I’d been through this before and honestly I felt frustrated. She was at an age where I really thought she should handle this. I started to slip into a controlling mode to tell her I’m not going to do this again and if we turned around and drove all the way back home, that was it—I’m done—and she should be old enough to handle this. Bla bla bla...

But instead, God was merciful and shut my big mouth (which isn’t always the case). And then He gave me something else to offer.

I said, “Katie, I’ll tell you what. I can be a father to you in two ways right now: I can be ‘soft daddy’ and say, ‘Honey, you don’t have to do this. It’s not a big deal; your time will come. Let’s go home.’ Or I can be ‘tough daddy’ and say, ‘Come on, Katie, You’re a big girl; you can do this.’ I’ll be whatever you need right now.”

She looked down at the floor, took a deep breath and said, “I want you to be ‘tough daddy’…”

And so we got out of the car and walked all around the parking lot while I gave her my best Woody Hayes talk without the expletives. “You can do this, Katie! You’re going to have a blast and by the end of this you’re going to wish you could keep staying! It’s not that big of a deal; you’re not that far away. You can call me if you absolutely need to…and I’ll be there. But you can do this—I know you can!”

She hugged my neck and left…and never had another problem. I’m glad I didn’t force anything on her. Control is really not that great of a deal.
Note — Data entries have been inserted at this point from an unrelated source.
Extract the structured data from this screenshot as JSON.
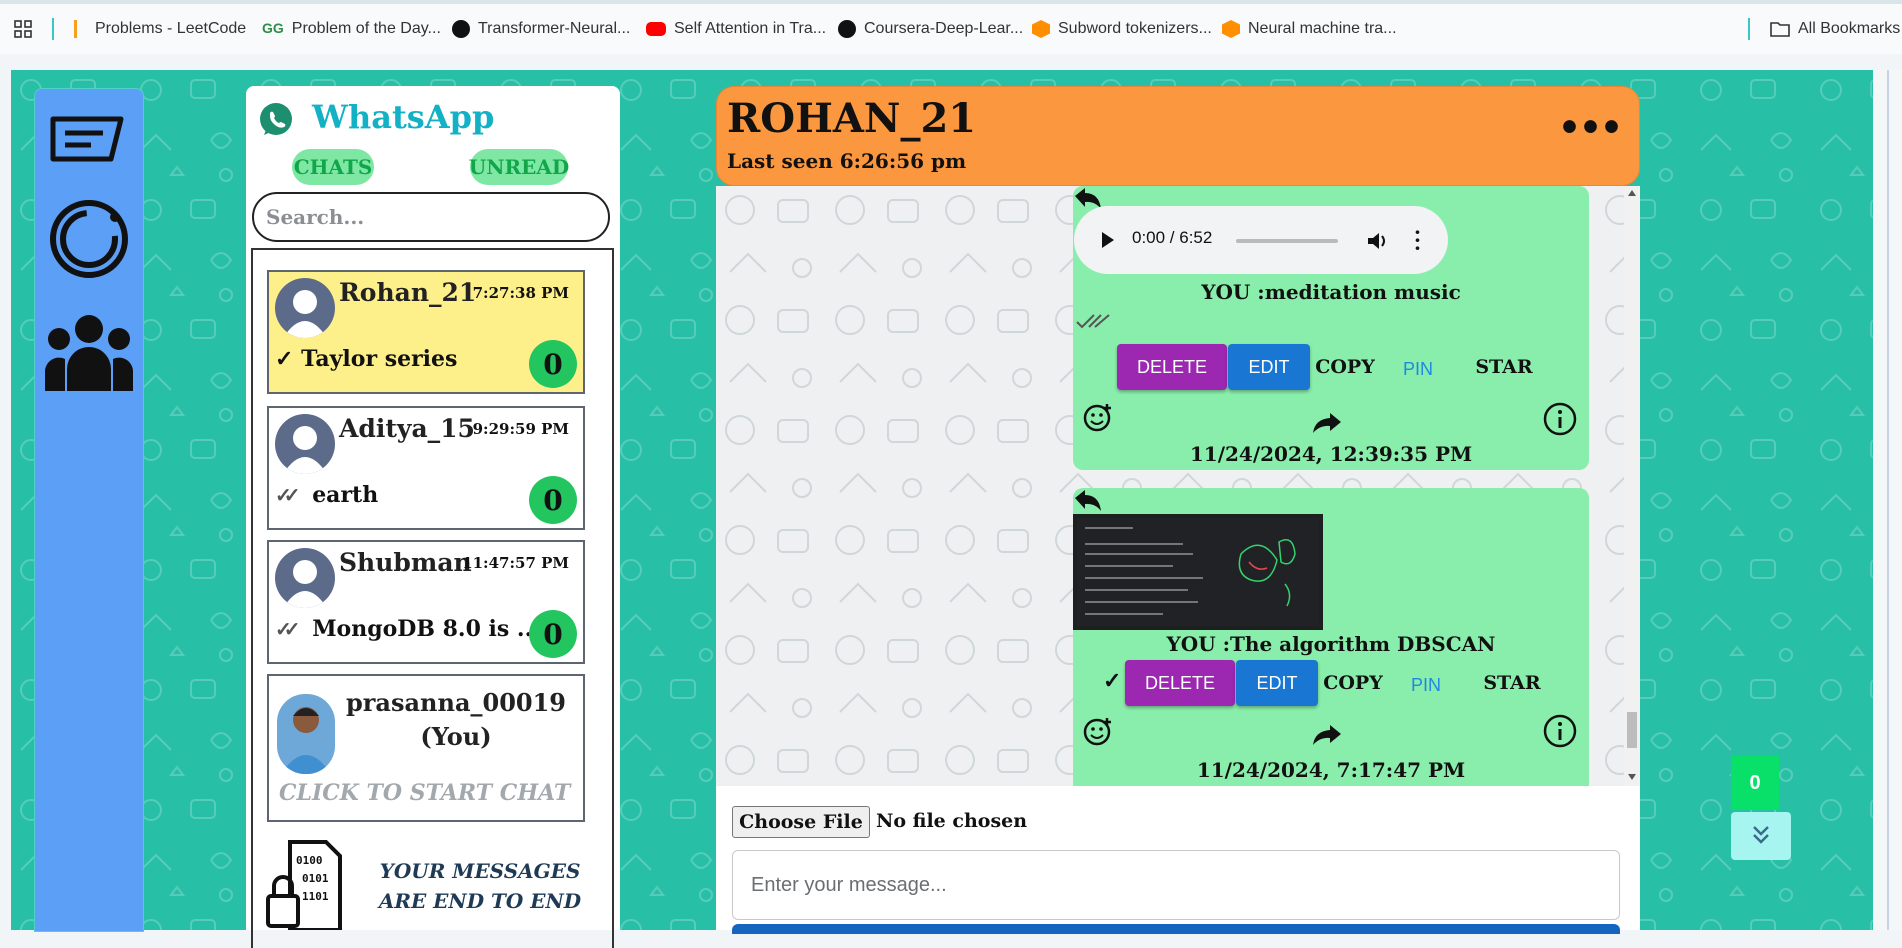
{
  "bookmarks": [
    {
      "label": "Problems - LeetCode",
      "icon": "leetcode-icon",
      "color": "#f89f1b"
    },
    {
      "label": "Problem of the Day...",
      "icon": "gfg-icon",
      "color": "#2f8d46"
    },
    {
      "label": "Transformer-Neural...",
      "icon": "github-icon",
      "color": "#111111"
    },
    {
      "label": "Self Attention in Tra...",
      "icon": "youtube-icon",
      "color": "#ff0000"
    },
    {
      "label": "Coursera-Deep-Lear...",
      "icon": "github-icon",
      "color": "#111111"
    },
    {
      "label": "Subword tokenizers...",
      "icon": "tensorflow-icon",
      "color": "#ff8f00"
    },
    {
      "label": "Neural machine tra...",
      "icon": "tensorflow-icon",
      "color": "#ff8f00"
    }
  ],
  "all_bookmarks": "All Bookmarks",
  "app": {
    "title": "WhatsApp",
    "tab_chats": "CHATS",
    "tab_unread": "UNREAD",
    "search_placeholder": "Search..."
  },
  "chat_list": [
    {
      "name": "Rohan_21",
      "time": "7:27:38 PM",
      "last": "Taylor series",
      "status": "sent-check",
      "unread": "0",
      "highlight": "#fdef8a"
    },
    {
      "name": "Aditya_15",
      "time": "9:29:59 PM",
      "last": "earth",
      "status": "double-check",
      "unread": "0"
    },
    {
      "name": "Shubman",
      "time": "11:47:57 PM",
      "last": "MongoDB 8.0 is ...",
      "status": "double-check",
      "unread": "0"
    }
  ],
  "self_card": {
    "name_line1": "prasanna_00019",
    "name_line2": "(You)",
    "cta": "CLICK TO START CHAT"
  },
  "e2e_notice": "YOUR MESSAGES ARE END TO END",
  "chat": {
    "name": "ROHAN_21",
    "last_seen": "Last seen 6:26:56 pm",
    "messages": [
      {
        "audio_time": "0:00 / 6:52",
        "text": "YOU :meditation music",
        "date": "11/24/2024, 12:39:35 PM"
      },
      {
        "text": "YOU :The algorithm DBSCAN",
        "date": "11/24/2024, 7:17:47 PM",
        "status_mark": "✓"
      }
    ],
    "actions": {
      "delete": "DELETE",
      "edit": "EDIT",
      "copy": "COPY",
      "pin": "PIN",
      "star": "STAR"
    },
    "file_button": "Choose File",
    "file_status": "No file chosen",
    "input_placeholder": "Enter your message..."
  },
  "unread_counter": "0",
  "colors": {
    "teal_bg": "#27bfa6",
    "nav_blue": "#5b9ff6",
    "header_orange": "#fb973e",
    "bubble_green": "#89eeab",
    "badge_green": "#22c55e",
    "delete_purple": "#9c27b0",
    "edit_blue": "#1976d2",
    "selected_card": "#fdef8a"
  }
}
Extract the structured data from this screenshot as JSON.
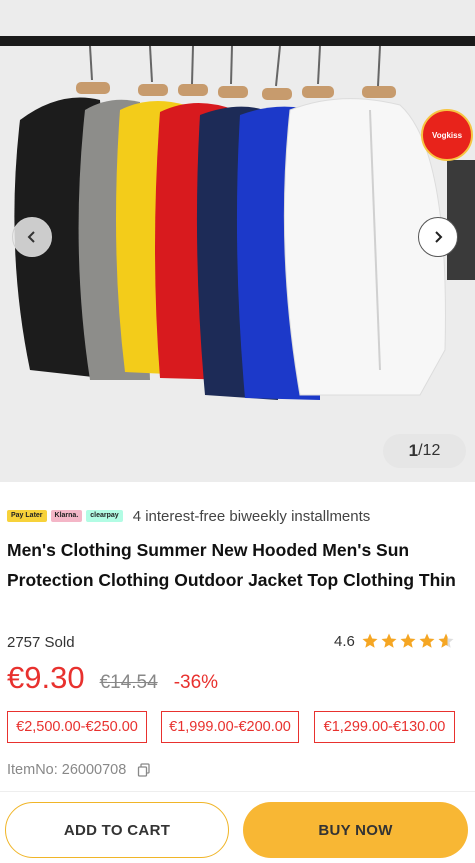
{
  "gallery": {
    "current": "1",
    "total": "/12",
    "prev_icon": "chevron-left-icon",
    "next_icon": "chevron-right-icon",
    "badge_text": "Vogkiss"
  },
  "payment": {
    "logos": [
      "Pay Later",
      "Klarna.",
      "clearpay"
    ],
    "text": "4 interest-free biweekly installments"
  },
  "product": {
    "title": "Men's Clothing Summer New Hooded Men's Sun Protection Clothing Outdoor Jacket Top Clothing Thin",
    "sold": "2757 Sold",
    "rating": "4.6",
    "rating_value": 4.6,
    "rating_max": 5,
    "price": "€9.30",
    "original_price": "€14.54",
    "discount": "-36%",
    "tiers": [
      "€2,500.00-€250.00",
      "€1,999.00-€200.00",
      "€1,299.00-€130.00"
    ],
    "item_no": "ItemNo: 26000708"
  },
  "actions": {
    "add_to_cart": "ADD TO CART",
    "buy_now": "BUY NOW"
  },
  "colors": {
    "accent_red": "#e8312e",
    "button_yellow": "#f8b734",
    "star": "#f5a623"
  }
}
And then years later I remember the day she drove to Nashville without really knowing anyone and found a place to live with two other girls for two years and became fearless in so many areas of her life in Jesus, discovering her own faith. Six months after that she took off for Australia, Thailand and Indonesia with Youth With A Mission for nearly a half-year.
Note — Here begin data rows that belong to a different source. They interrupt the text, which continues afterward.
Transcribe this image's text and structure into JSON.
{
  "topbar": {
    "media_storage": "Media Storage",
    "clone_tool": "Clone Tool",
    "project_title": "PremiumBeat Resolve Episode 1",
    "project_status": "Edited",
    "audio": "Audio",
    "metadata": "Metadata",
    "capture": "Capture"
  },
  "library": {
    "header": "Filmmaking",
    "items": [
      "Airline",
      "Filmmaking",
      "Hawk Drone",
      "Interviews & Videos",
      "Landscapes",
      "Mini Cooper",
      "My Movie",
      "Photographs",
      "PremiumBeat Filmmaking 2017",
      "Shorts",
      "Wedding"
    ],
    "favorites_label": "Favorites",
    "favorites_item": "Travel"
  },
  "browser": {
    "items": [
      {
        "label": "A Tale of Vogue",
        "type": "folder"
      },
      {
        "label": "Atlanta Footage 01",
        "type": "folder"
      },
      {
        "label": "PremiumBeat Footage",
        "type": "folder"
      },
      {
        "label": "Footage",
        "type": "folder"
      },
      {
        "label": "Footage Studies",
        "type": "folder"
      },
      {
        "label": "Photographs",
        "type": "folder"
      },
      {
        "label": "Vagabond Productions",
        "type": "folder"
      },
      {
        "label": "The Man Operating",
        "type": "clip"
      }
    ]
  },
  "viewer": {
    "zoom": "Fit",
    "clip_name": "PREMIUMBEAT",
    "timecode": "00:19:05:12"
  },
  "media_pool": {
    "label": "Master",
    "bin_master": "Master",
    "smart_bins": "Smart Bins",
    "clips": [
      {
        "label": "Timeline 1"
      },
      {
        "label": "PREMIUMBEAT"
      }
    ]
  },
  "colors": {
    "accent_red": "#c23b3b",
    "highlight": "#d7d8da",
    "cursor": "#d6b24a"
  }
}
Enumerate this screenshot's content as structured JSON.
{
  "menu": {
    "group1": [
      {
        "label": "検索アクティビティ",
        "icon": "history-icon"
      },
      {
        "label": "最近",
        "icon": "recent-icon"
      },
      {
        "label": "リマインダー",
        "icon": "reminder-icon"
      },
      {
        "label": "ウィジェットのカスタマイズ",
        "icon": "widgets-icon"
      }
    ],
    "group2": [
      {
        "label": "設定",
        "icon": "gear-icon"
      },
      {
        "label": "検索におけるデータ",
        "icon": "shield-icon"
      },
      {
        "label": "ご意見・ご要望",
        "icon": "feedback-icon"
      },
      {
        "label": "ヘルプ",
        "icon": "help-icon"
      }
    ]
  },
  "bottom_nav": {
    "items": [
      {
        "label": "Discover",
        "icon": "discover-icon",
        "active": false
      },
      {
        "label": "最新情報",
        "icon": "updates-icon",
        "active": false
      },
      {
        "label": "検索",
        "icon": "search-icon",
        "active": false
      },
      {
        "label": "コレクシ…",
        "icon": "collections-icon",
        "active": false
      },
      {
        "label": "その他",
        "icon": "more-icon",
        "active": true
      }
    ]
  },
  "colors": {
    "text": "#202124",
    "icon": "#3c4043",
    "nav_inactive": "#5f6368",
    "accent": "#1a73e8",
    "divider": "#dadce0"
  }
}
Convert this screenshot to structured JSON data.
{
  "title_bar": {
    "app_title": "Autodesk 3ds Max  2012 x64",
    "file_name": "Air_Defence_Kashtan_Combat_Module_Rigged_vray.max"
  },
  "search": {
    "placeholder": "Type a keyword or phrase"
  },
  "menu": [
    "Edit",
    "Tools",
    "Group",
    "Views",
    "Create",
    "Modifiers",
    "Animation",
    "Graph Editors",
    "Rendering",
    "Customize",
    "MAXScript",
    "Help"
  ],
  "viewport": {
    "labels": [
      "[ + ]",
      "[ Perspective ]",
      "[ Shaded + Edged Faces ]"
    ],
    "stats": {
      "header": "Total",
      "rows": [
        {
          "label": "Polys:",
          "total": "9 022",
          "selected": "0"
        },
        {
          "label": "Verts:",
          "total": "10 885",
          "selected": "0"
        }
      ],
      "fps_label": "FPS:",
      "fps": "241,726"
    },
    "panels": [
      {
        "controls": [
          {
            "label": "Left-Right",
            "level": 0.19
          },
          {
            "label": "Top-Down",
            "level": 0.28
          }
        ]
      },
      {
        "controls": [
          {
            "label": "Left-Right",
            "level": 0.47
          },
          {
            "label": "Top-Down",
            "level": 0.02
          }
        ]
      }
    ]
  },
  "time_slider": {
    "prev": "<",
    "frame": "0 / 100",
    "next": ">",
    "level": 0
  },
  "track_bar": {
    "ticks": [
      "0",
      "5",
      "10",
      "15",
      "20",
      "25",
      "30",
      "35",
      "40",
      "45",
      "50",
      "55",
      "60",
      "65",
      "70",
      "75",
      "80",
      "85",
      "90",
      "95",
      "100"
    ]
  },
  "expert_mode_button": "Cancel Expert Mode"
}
And so here we are at the wedding. It was in a one-hundred year old Catholic church that our friends at Vineyard Central bought a few years ago. The room was filled with tables, beaucoup candles, food, wine and old and new friends. After the ceremony and dinner, my buddy and co-worker Alton Alexander announced the father/daughter dance…and said it was a special song that Katie had written and recorded for this night. I was surprised, partly because I’ve always been a cheerleader for Katie’s songwriting, but she had cooled off a bit on writing in the last few years. She gave me that two-hundred watt Katie smile, held my hand, and we danced as she whispered the lyrics in my ear while we both cried…
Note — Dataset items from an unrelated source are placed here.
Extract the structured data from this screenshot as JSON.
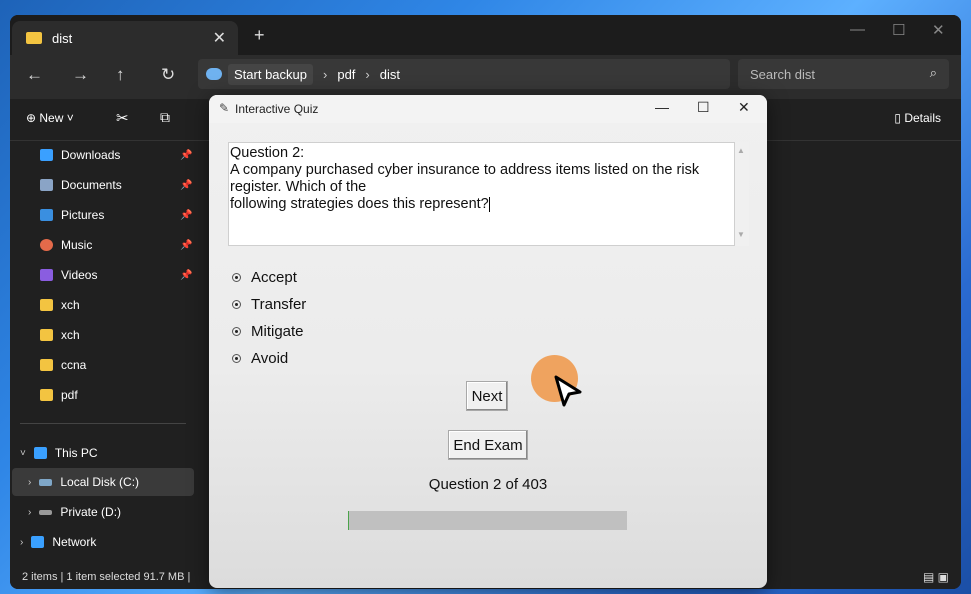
{
  "explorer": {
    "tab_title": "dist",
    "breadcrumb": [
      "Start backup",
      "pdf",
      "dist"
    ],
    "search_placeholder": "Search dist",
    "new_label": "New",
    "details_label": "Details",
    "sidebar": {
      "quick_access": [
        {
          "label": "Downloads",
          "icon": "download-icon",
          "color": "#3aa0ff",
          "pinned": true
        },
        {
          "label": "Documents",
          "icon": "document-icon",
          "color": "#8aa4c6",
          "pinned": true
        },
        {
          "label": "Pictures",
          "icon": "picture-icon",
          "color": "#3a8fe0",
          "pinned": true
        },
        {
          "label": "Music",
          "icon": "music-icon",
          "color": "#e46a4a",
          "pinned": true
        },
        {
          "label": "Videos",
          "icon": "video-icon",
          "color": "#8a5de0",
          "pinned": true
        },
        {
          "label": "xch",
          "icon": "folder-icon",
          "color": "#f3c441",
          "pinned": false
        },
        {
          "label": "xch",
          "icon": "folder-icon",
          "color": "#f3c441",
          "pinned": false
        },
        {
          "label": "ccna",
          "icon": "folder-icon",
          "color": "#f3c441",
          "pinned": false
        },
        {
          "label": "pdf",
          "icon": "folder-icon",
          "color": "#f3c441",
          "pinned": false
        }
      ],
      "this_pc": "This PC",
      "drives": [
        {
          "label": "Local Disk (C:)",
          "icon": "drive-icon"
        },
        {
          "label": "Private (D:)",
          "icon": "drive-icon"
        }
      ],
      "network": "Network"
    },
    "status": "2 items  |  1 item selected  91.7 MB  |"
  },
  "quiz": {
    "window_title": "Interactive Quiz",
    "question_text": "Question 2:\nA company purchased cyber insurance to address items listed on the risk register. Which of the\nfollowing strategies does this represent?",
    "options": [
      "Accept",
      "Transfer",
      "Mitigate",
      "Avoid"
    ],
    "next_label": "Next",
    "end_label": "End Exam",
    "progress_label": "Question 2 of 403",
    "progress_fraction": 0.005
  }
}
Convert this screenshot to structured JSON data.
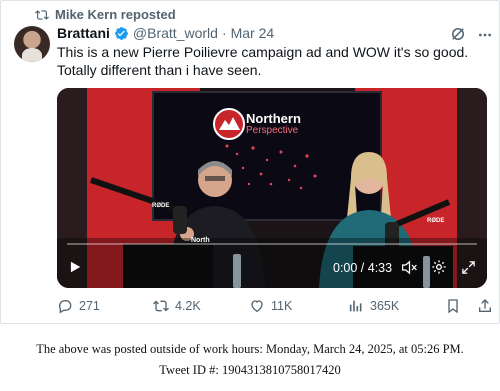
{
  "repost": {
    "text": "Mike Kern reposted"
  },
  "tweet": {
    "display_name": "Brattani",
    "handle": "@Bratt_world",
    "separator": "·",
    "date": "Mar 24",
    "text": "This is a new Pierre Poilievre campaign ad and WOW it's so good. Totally different than i have seen."
  },
  "video": {
    "logo_line1": "Northern",
    "logo_line2": "Perspective",
    "mic_label_left": "RØDE",
    "mic_label_right": "RØDE",
    "shirt_text": "North",
    "time": "0:00 / 4:33",
    "progress": 0
  },
  "actions": {
    "replies": "271",
    "reposts": "4.2K",
    "likes": "11K",
    "views": "365K"
  },
  "caption": {
    "line1": "The above was posted outside of work hours: Monday, March 24, 2025, at 05:26 PM.",
    "line2": "Tweet ID #: 1904313810758017420"
  },
  "colors": {
    "verified": "#1d9bf0",
    "muted_text": "#536471",
    "studio_red": "#c8252b"
  }
}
Dance With Me | Katie Workman

Kiss my heart
Once is not enough
My dreams won’t find me
Without that last touch

I won’t forget
As I drove away
You’re so hard to leave and
I tried to be brave

So dance with me
Dance with me
This will be our song

Taught me to love
Forgive those that hurt
Gave me the freedom
To fall and to learn

Here in this dress
Where everything changed
You opened your hand and
You gave me away

So dance with me
Dance with me
This will be our song


Yeah, pretty well wiped me out.

May they have a long and Spirit-filled marriage.